I’m referring to Elliott Smith. Elliott Smith, who got mainstream notice from his Academy Award nominated “Miss Misery” song from the soundtrack to Good Will Hunting. From There, Smith enjoyed moderate success until his untimely death by way of a self-inflicted steak knife stab wound. With his final words written on a Post It note, music lost a great. Since then, Smith has enjoyed posthumous successes, including the likes of his latest album, New Moon. From his beginning until his end, Smith perfected his simple song structures and a stripped down sort of style that is a real diamond in the rough with the sea of everything digitized.

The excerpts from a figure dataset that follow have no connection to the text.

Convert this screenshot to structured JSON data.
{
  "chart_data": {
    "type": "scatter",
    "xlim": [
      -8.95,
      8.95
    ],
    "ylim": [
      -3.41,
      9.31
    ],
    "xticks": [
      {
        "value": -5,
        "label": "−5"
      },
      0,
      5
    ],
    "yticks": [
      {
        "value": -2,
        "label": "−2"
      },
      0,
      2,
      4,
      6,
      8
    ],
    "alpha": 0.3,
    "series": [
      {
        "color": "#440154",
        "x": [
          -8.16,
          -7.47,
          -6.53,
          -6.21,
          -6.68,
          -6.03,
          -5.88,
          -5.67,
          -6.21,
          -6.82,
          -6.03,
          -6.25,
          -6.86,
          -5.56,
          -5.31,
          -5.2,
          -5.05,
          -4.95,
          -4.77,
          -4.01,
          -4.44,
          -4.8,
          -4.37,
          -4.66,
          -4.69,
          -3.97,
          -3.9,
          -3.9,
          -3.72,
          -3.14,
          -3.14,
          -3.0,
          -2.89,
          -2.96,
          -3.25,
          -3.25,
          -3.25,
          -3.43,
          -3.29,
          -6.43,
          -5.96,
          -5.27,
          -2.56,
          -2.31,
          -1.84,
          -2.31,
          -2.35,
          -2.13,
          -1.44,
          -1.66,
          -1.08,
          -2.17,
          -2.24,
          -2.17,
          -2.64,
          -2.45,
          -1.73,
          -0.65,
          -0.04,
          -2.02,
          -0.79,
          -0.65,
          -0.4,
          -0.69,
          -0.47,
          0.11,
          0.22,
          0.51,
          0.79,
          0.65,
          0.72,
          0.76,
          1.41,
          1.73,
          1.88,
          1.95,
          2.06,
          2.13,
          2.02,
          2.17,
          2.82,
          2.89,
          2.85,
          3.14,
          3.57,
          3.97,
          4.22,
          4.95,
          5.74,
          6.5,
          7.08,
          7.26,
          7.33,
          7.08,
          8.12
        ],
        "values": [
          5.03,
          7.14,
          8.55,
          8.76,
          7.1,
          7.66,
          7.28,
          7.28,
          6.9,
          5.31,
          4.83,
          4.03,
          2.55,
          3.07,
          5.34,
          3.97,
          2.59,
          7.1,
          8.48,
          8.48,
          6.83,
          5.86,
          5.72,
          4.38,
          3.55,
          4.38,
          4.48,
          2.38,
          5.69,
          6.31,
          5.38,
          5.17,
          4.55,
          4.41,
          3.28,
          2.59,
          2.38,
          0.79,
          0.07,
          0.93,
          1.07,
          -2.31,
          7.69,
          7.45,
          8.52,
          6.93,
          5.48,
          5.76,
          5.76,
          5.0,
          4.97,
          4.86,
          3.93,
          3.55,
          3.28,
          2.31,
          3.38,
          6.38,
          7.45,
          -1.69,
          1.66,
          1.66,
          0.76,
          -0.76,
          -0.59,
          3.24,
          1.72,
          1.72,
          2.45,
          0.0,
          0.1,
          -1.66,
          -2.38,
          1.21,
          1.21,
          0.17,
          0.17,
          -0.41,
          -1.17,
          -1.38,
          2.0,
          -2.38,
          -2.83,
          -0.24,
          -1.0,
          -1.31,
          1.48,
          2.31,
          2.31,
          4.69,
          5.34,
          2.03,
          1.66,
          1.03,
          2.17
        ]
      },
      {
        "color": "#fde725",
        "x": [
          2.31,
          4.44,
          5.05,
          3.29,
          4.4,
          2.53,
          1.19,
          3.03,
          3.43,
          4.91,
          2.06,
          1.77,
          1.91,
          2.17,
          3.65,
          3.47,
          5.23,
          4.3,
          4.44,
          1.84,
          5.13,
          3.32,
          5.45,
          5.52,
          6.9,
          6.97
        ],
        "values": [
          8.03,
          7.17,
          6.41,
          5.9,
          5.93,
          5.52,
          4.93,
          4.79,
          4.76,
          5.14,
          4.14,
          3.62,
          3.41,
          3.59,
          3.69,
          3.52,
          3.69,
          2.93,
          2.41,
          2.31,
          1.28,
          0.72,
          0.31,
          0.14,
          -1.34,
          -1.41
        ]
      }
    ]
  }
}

There have been few singer/songwriters out there to fully stick in the lexicon of my generation. Elliott Smith has more reason to be there than anyone.

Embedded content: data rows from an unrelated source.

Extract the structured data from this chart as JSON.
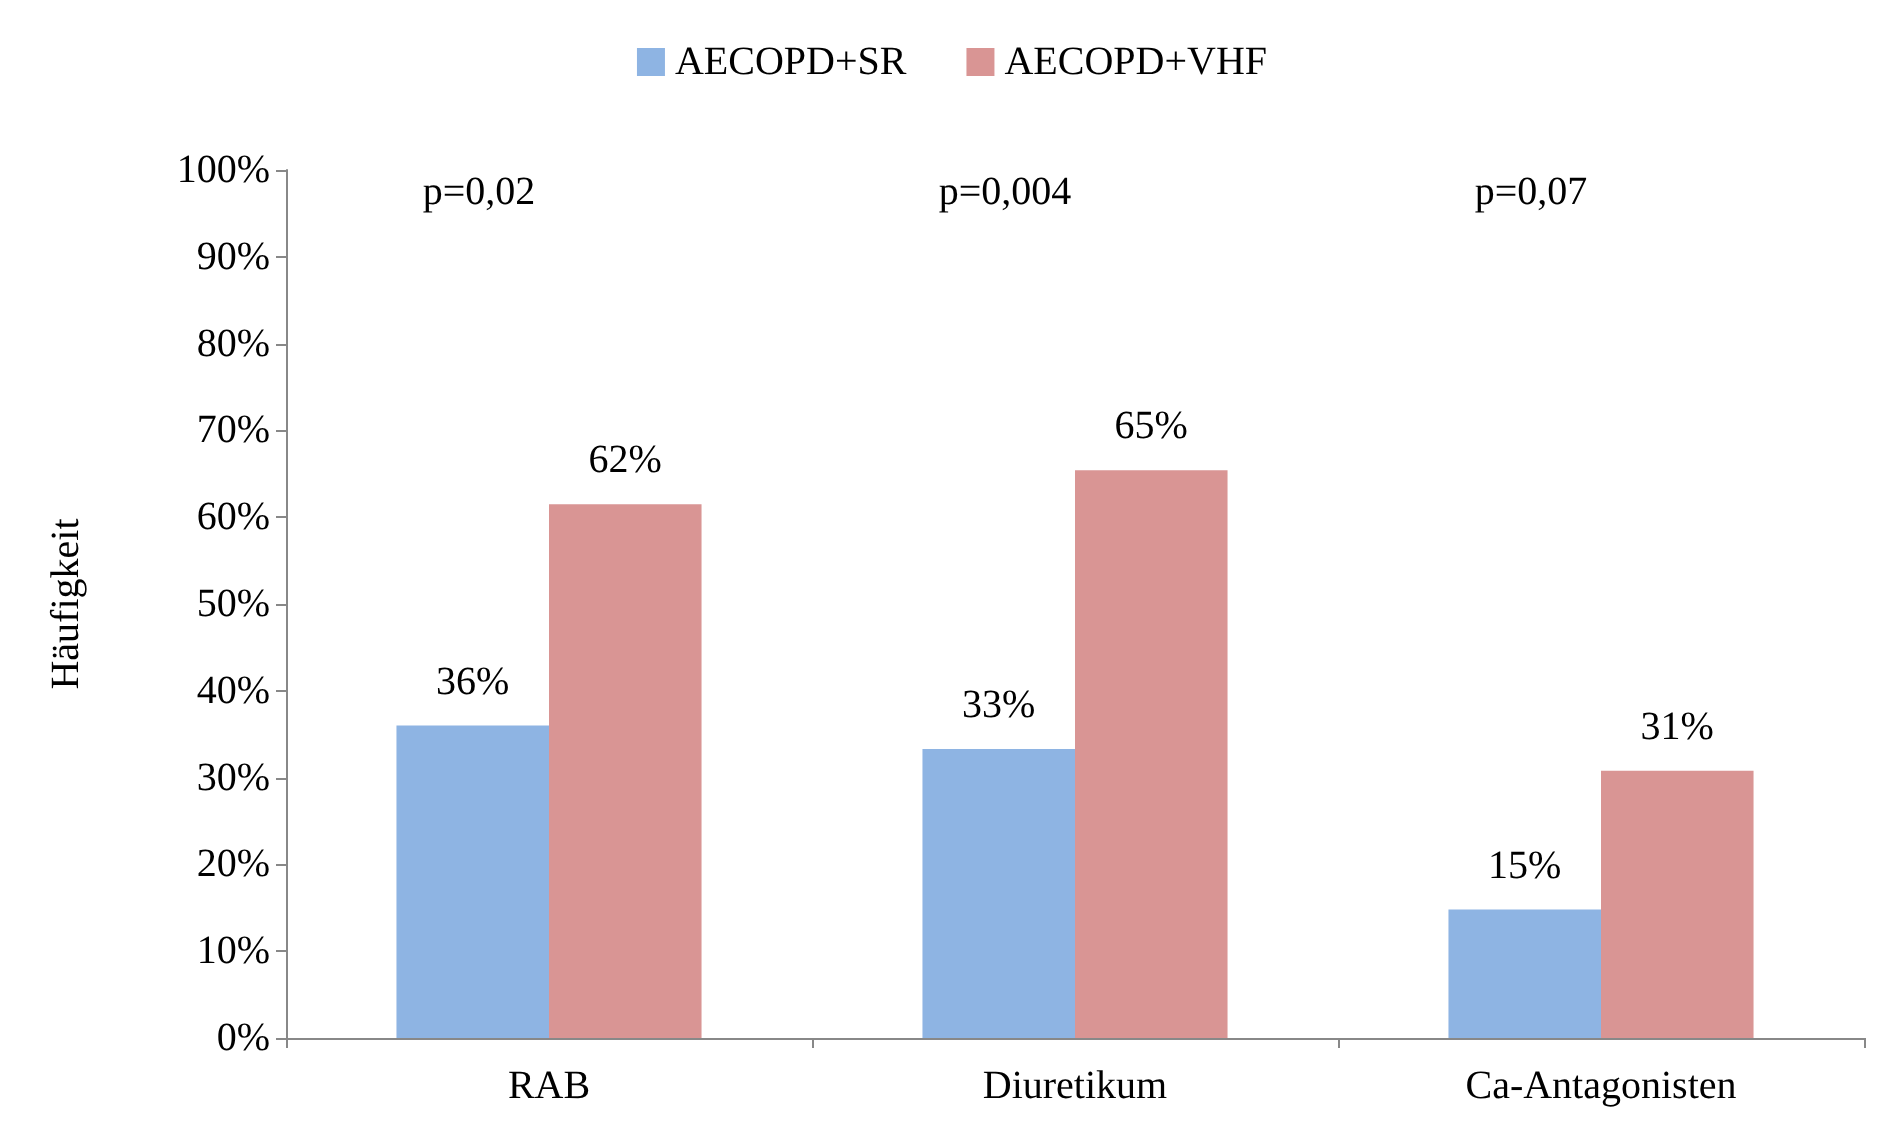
{
  "chart_data": {
    "type": "bar",
    "ylabel": "Häufigkeit",
    "categories": [
      "RAB",
      "Diuretikum",
      "Ca-Antagonisten"
    ],
    "series": [
      {
        "name": "AECOPD+SR",
        "color": "#8eb4e3",
        "values": [
          36,
          33.3,
          14.8
        ],
        "value_labels": [
          "36%",
          "33%",
          "15%"
        ]
      },
      {
        "name": "AECOPD+VHF",
        "color": "#d99594",
        "values": [
          61.5,
          65.4,
          30.8
        ],
        "value_labels": [
          "62%",
          "65%",
          "31%"
        ]
      }
    ],
    "ylim": [
      0,
      100
    ],
    "yticks": [
      {
        "value": 0,
        "label": "0%"
      },
      {
        "value": 10,
        "label": "10%"
      },
      {
        "value": 20,
        "label": "20%"
      },
      {
        "value": 30,
        "label": "30%"
      },
      {
        "value": 40,
        "label": "40%"
      },
      {
        "value": 50,
        "label": "50%"
      },
      {
        "value": 60,
        "label": "60%"
      },
      {
        "value": 70,
        "label": "70%"
      },
      {
        "value": 80,
        "label": "80%"
      },
      {
        "value": 90,
        "label": "90%"
      },
      {
        "value": 100,
        "label": "100%"
      }
    ],
    "annotations": [
      "p=0,02",
      "p=0,004",
      "p=0,07"
    ],
    "grid": false,
    "legend": "top"
  }
}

There’s a reason I always cringe when I see some bandwagon nincompoop in a Dave Matthews Band shirt or get sad when I come across some woman that spends equal time touting Jack Johnson and her tramp stamp. As “Mr. Misery”, Smith set realistic standards with his song writing that covered life, love, and drugs in a real way. His voice was never relegated to screaming or yelling nonsensical bullshit found in your emo of today, but it was real, “Bitch, I can’t believe you’d do this to me!” overtones marked with a velvety soft voice. It was real in a way that other modern music has been yet to match. To put this theory to test, I naturally checked Myspace.com’s “Top Artists” list. And just below rapper, rapper, rapper, rapper, was Linkin Park. The following is a lyrical excerpt from their latest album:

”Dug a trench out, laid down there
With a shovel up out to reach somewhere
Yea someone pour it in,
Make it a dirt dance floor again
Say your prayers and stomp it out
When they bring that chorus in”

AEGHHHHHHHHHGHGH!!!!

Now, I realize that art is hard to judge and can be even more difficult to compare, but the visual of Linkin Park’s Chester Bennington digging up dance floor graves actually doesn’t sound too bad. In contrast, Elliott Smith delivers bad news in a catchy way. With two parts McCartney and Lennon, shaken with one part Nick Drake, sprinkled with the pain of your local starving artist; and a few other ingredients no one since has been able to emulate.

I urge everyone to at least check out an Elliott Smith tune or forty, learn the tragedy that became his life, and judge for yourself. But for this listener, there is no match for the spiderweb thin vocals and Beatles-esque delivery of such beautifully woeful music. Smith made songs that could really save someone. And we are left to ponder what could have been had someone saved him.